Читаем Чтобы человек стал Богом полностью

Как бы то не было, нельзя не признавать, что «ни эвклидово пространство, ни необратимое время, которые связаны с нашим обычным интуитивным опытом, не принимаются нашим разумом. Конечно, психологически это трудно представить себе, но и нет никакой логической нелепости в том, чтобы признать неэвклидово пространство или обратимое время».[112]


ж) Выводы, которые мы можем сделать


В заключение мы удовлетворимся некоторыми следующими наблюдениями:

   1) Хорошо известно, что мы более не можем разумно действовать так, будто наше восприятие времени и пространства сказало нам своё последнее слово. Существует тайна времени и пространства. И учёный, и философ не могут более её избегать. Но о том, что из себя представляет эта глубинная реальность времени и пространства, они не могут сказать и, несомненно, не смогут никогда. Но, очевидно, что если брать привычные нам законы времени и пространства в том виде, как мы их воспринимаем, за абсолют, который надо сохранить любой ценой в наших попытках богословского синтеза — мы строим всё на песке.

   2) Без сомнения, читатель заметил чрезвычайную свободу мысли этих людей науки, проходящую через все эти тексты. Они полностью владеют наиболее строгими методами, они знают критические требования разума, они намерены исходить только из реальности, согласуясь наиболее строгим и возможным образом с реальностью. И вот как раз эта забота о верности реальному миру, который нас окружает, эта забота о строгости и критичности толкает их к смелости мысли, увиденной нами.

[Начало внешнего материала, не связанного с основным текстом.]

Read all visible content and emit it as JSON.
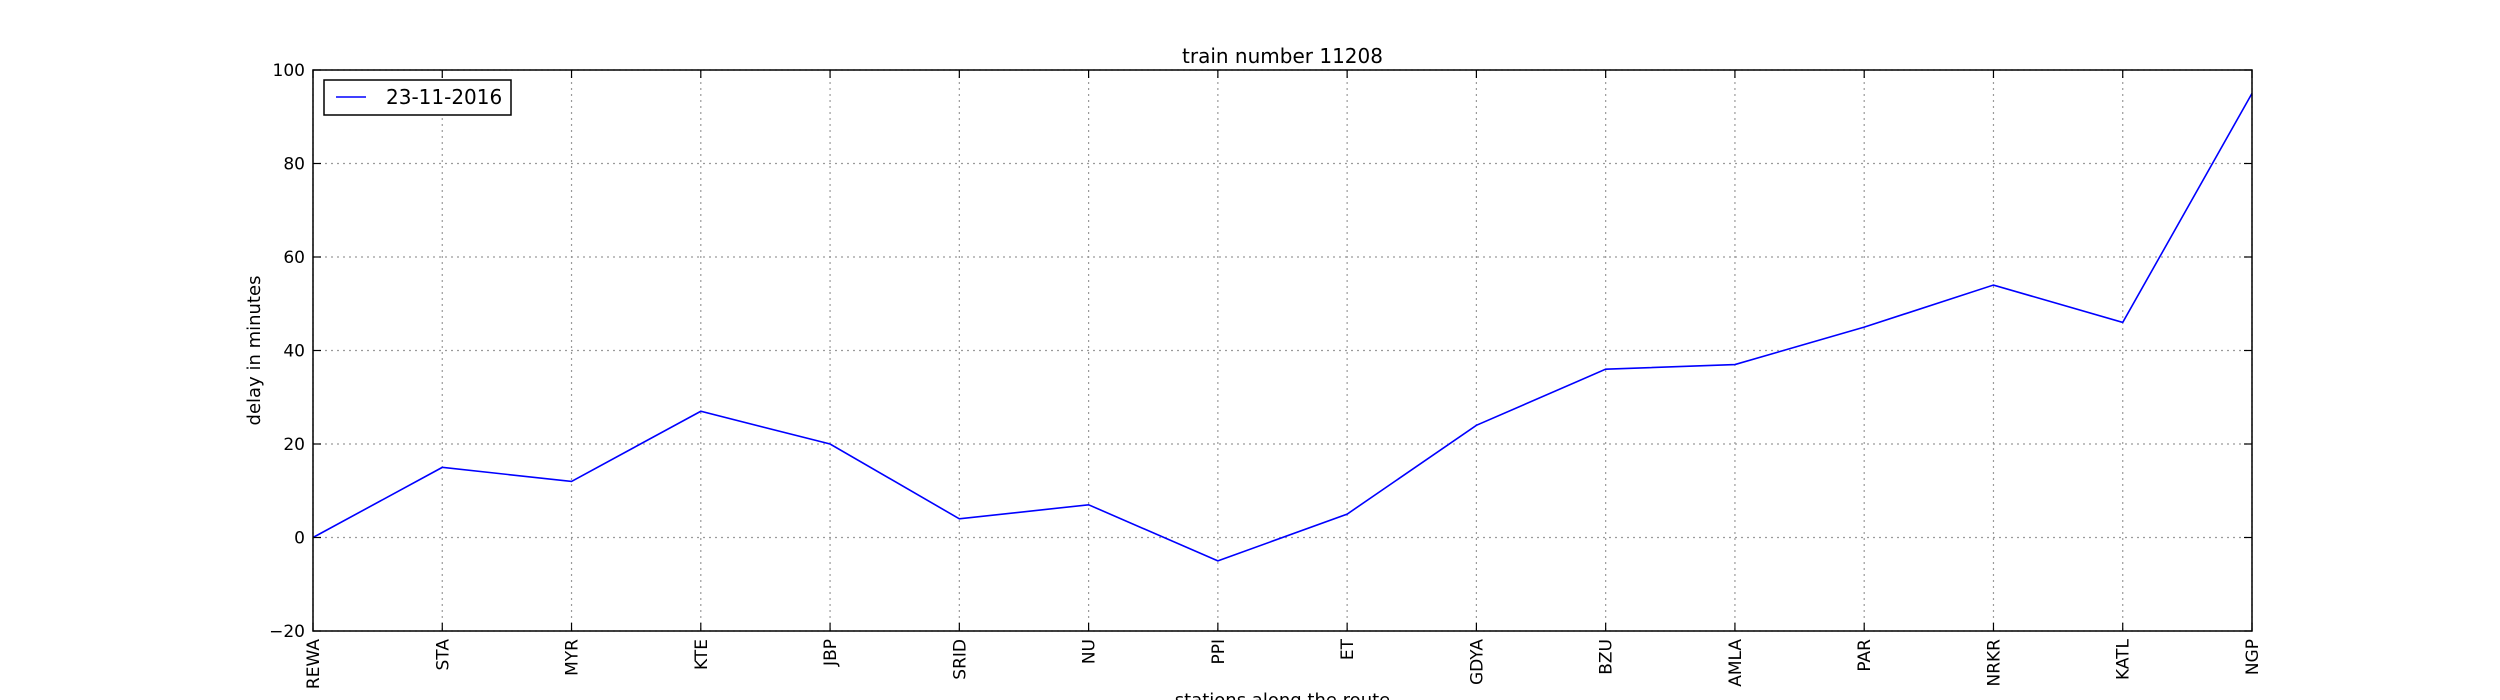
{
  "chart_data": {
    "type": "line",
    "title": "train number 11208",
    "xlabel": "stations along the route",
    "ylabel": "delay in minutes",
    "ylim": [
      -20,
      100
    ],
    "yticks": [
      -20,
      0,
      20,
      40,
      60,
      80,
      100
    ],
    "grid": true,
    "legend_position": "top-left",
    "categories": [
      "REWA",
      "STA",
      "MYR",
      "KTE",
      "JBP",
      "SRID",
      "NU",
      "PPI",
      "ET",
      "GDYA",
      "BZU",
      "AMLA",
      "PAR",
      "NRKR",
      "KATL",
      "NGP"
    ],
    "series": [
      {
        "name": "23-11-2016",
        "color": "#0000ff",
        "values": [
          0,
          15,
          12,
          27,
          20,
          4,
          7,
          -5,
          5,
          24,
          36,
          37,
          45,
          54,
          46,
          95
        ]
      }
    ]
  }
}
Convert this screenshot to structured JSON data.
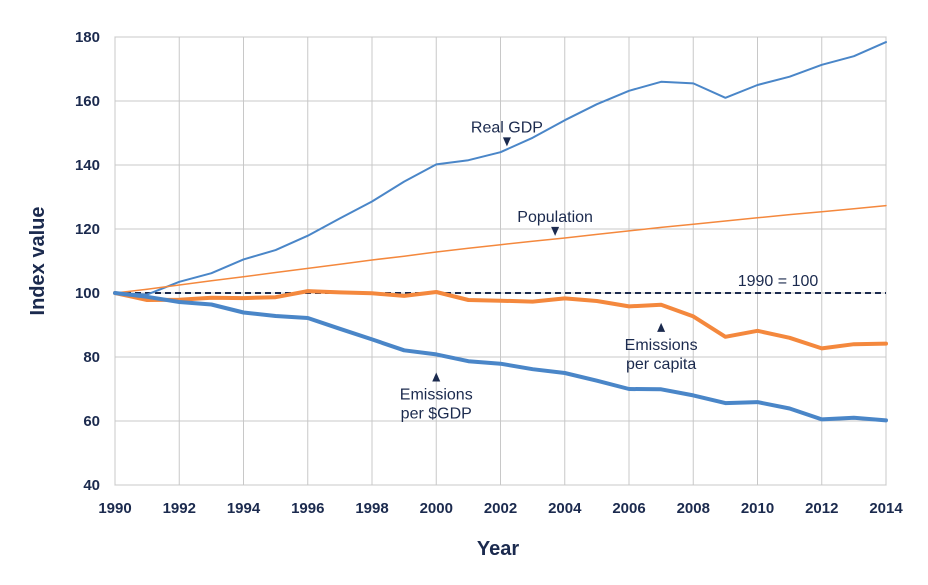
{
  "chart_data": {
    "type": "line",
    "title": "",
    "xlabel": "Year",
    "ylabel": "Index value",
    "xlim": [
      1990,
      2014
    ],
    "ylim": [
      40,
      180
    ],
    "x_ticks": [
      "1990",
      "1992",
      "1994",
      "1996",
      "1998",
      "2000",
      "2002",
      "2004",
      "2006",
      "2008",
      "2010",
      "2012",
      "2014"
    ],
    "y_ticks": [
      "40",
      "60",
      "80",
      "100",
      "120",
      "140",
      "160",
      "180"
    ],
    "grid": true,
    "x": [
      1990,
      1991,
      1992,
      1993,
      1994,
      1995,
      1996,
      1997,
      1998,
      1999,
      2000,
      2001,
      2002,
      2003,
      2004,
      2005,
      2006,
      2007,
      2008,
      2009,
      2010,
      2011,
      2012,
      2013,
      2014
    ],
    "reference_line": {
      "value": 100,
      "label": "1990 = 100",
      "color": "#1b2a4e"
    },
    "series": [
      {
        "key": "gdp",
        "color": "#4a86c8",
        "width": 2,
        "values": [
          100,
          99.5,
          103.5,
          106.2,
          110.5,
          113.4,
          117.9,
          123.3,
          128.6,
          134.8,
          140.2,
          141.5,
          144.0,
          148.5,
          154.0,
          159.0,
          163.2,
          166.0,
          165.5,
          161.0,
          165.0,
          167.6,
          171.3,
          174.0,
          178.4
        ]
      },
      {
        "key": "population",
        "color": "#f4883d",
        "width": 1.5,
        "values": [
          100,
          101.2,
          102.5,
          103.8,
          105.1,
          106.4,
          107.7,
          109.0,
          110.3,
          111.5,
          112.8,
          114.0,
          115.1,
          116.2,
          117.2,
          118.3,
          119.4,
          120.5,
          121.5,
          122.5,
          123.5,
          124.5,
          125.4,
          126.3,
          127.3
        ]
      },
      {
        "key": "emissions_per_capita",
        "color": "#f4883d",
        "width": 4,
        "values": [
          100,
          97.8,
          97.9,
          98.5,
          98.4,
          98.7,
          100.6,
          100.2,
          99.9,
          99.1,
          100.3,
          97.8,
          97.6,
          97.3,
          98.3,
          97.5,
          95.8,
          96.3,
          92.7,
          86.3,
          88.2,
          86.0,
          82.7,
          84.0,
          84.2
        ]
      },
      {
        "key": "emissions_per_gdp",
        "color": "#4a86c8",
        "width": 4,
        "values": [
          100,
          98.8,
          97.2,
          96.4,
          93.9,
          92.8,
          92.2,
          88.8,
          85.5,
          82.1,
          80.8,
          78.7,
          77.9,
          76.2,
          75.0,
          72.6,
          70.0,
          69.9,
          68.0,
          65.6,
          65.9,
          63.9,
          60.5,
          61.0,
          60.2
        ]
      }
    ],
    "annotations": [
      {
        "key": "gdp",
        "text": [
          "Real GDP"
        ],
        "x": 2002.2,
        "arrow": "down"
      },
      {
        "key": "population",
        "text": [
          "Population"
        ],
        "x": 2003.7,
        "arrow": "down"
      },
      {
        "key": "emissions_per_capita",
        "text": [
          "Emissions",
          "per capita"
        ],
        "x": 2007,
        "arrow": "up"
      },
      {
        "key": "emissions_per_gdp",
        "text": [
          "Emissions",
          "per $GDP"
        ],
        "x": 2000,
        "arrow": "up"
      }
    ]
  }
}
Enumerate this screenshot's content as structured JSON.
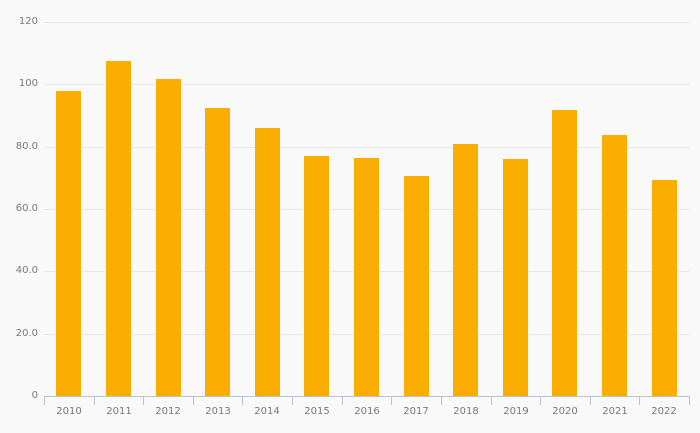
{
  "chart": {
    "background_color": "#f9f9f9",
    "bar_color": "#f9ae01",
    "grid_color": "#e7e7e7",
    "axis_color": "#b8c4d6",
    "label_color": "#787878"
  },
  "chart_data": {
    "type": "bar",
    "title": "",
    "xlabel": "",
    "ylabel": "",
    "categories": [
      "2010",
      "2011",
      "2012",
      "2013",
      "2014",
      "2015",
      "2016",
      "2017",
      "2018",
      "2019",
      "2020",
      "2021",
      "2022"
    ],
    "values": [
      98.0,
      107.4,
      101.6,
      92.3,
      86.1,
      77.0,
      76.3,
      70.6,
      81.0,
      76.0,
      91.8,
      83.8,
      69.3
    ],
    "ylim": [
      0,
      120
    ],
    "y_ticks": [
      {
        "value": 0,
        "label": "0"
      },
      {
        "value": 20,
        "label": "20.0"
      },
      {
        "value": 40,
        "label": "40.0"
      },
      {
        "value": 60,
        "label": "60.0"
      },
      {
        "value": 80,
        "label": "80.0"
      },
      {
        "value": 100,
        "label": "100"
      },
      {
        "value": 120,
        "label": "120"
      }
    ],
    "grid": true,
    "legend": false
  }
}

   3) Но эти гипотезы не даются даром. Если научная и рациональная строгость учёных не заставляет их отступить перед гипотезами, с первого взгляда наиболее фантастическими, то это совсем не значит, что они их разработали для своего удовольствия и ради того, чтобы поиграть в эстетов… Их великий критерий в этих исследованиях остаётся тем же, что и для любой умственной работы, и он состоит в наибольшей понятности наблюдаемой действительности. Насколько они будут требовательны и строги к выбору фактов, условиям их наблюдения и их воспроизведению, настолько же затем они готовы допустить и даже искать любую гипотезу, как бы странной она сначала ни казалась, только бы она позволила лучше понять наблюдаемые явления. «Лучше понять» — это значит понять более простым способом с большей экономией средств и при соотношении между большим числом фактов и меньшим числом исключений. Приведение к единству остаётся постоянной заботой при всяком усилии ума. «Лучше понять» — это, в конечном счёте, лучше охватить глубокое единство, скрытое под стольким числом различных явлений. Но, конечно, в каждой новой гипотезе наблюдение и вычисление должны подтвердить, насколько новое предложенное понимание проявляется более удовлетворительно и эффективно, чем старое.

   4) В богословии также исходят из определённого числа фактов. Заниматься богословием — это значит пытаться лучше понять связь между всеми этими фактами. Эти факты являются, прежде всего, одними и теми же как для учёного, так и для философа, так как в конечном счёте ничто из того, что касается творения мира и человека, не может быть чуждым богослову. Но есть также определённые факты, которые учёный не может и не должен (по крайней мере, как правило) принимать в расчёт, так как они доступны только вере.

(Очевидно, что речь не идёт о фактах одного и того же порядка. Научные факты являются непреложными в принципе для каждого честного человека, обладающего требуемой компетенцией, независимо от любого религиозного, философского или политического мнения. Факты веры являются непреложными только для тех, кто разделяет ту же веру, являясь частью (по крайней мере, скрытой) собственно самой этой веры.)

Богослов же, напротив, отдаёт абсолютное предпочтение этим фактам веры. К тому же, он должен принять их как таковые только после строгой проверки и остаться готовым в любой момент в случае необходимости возобновить эту проверку.

В соответствии с тем, что было уже сказано, читатель уже должен был иметь возможность лучше понять смысл гипотезы, которая нами была развита по поводу времени и пространства. Эта гипотеза исходит, прежде всего, из данных веры, которые учёный не обязан знать. Какой бы странной она ни была, она не является абсурдной, и она пока что представляется нам лучшим способом придать некоторую умопостигаемость нашей вере в Евхаристию. В дальнейшем мы увидим, что она могла бы прояснить и многие другие проблемы.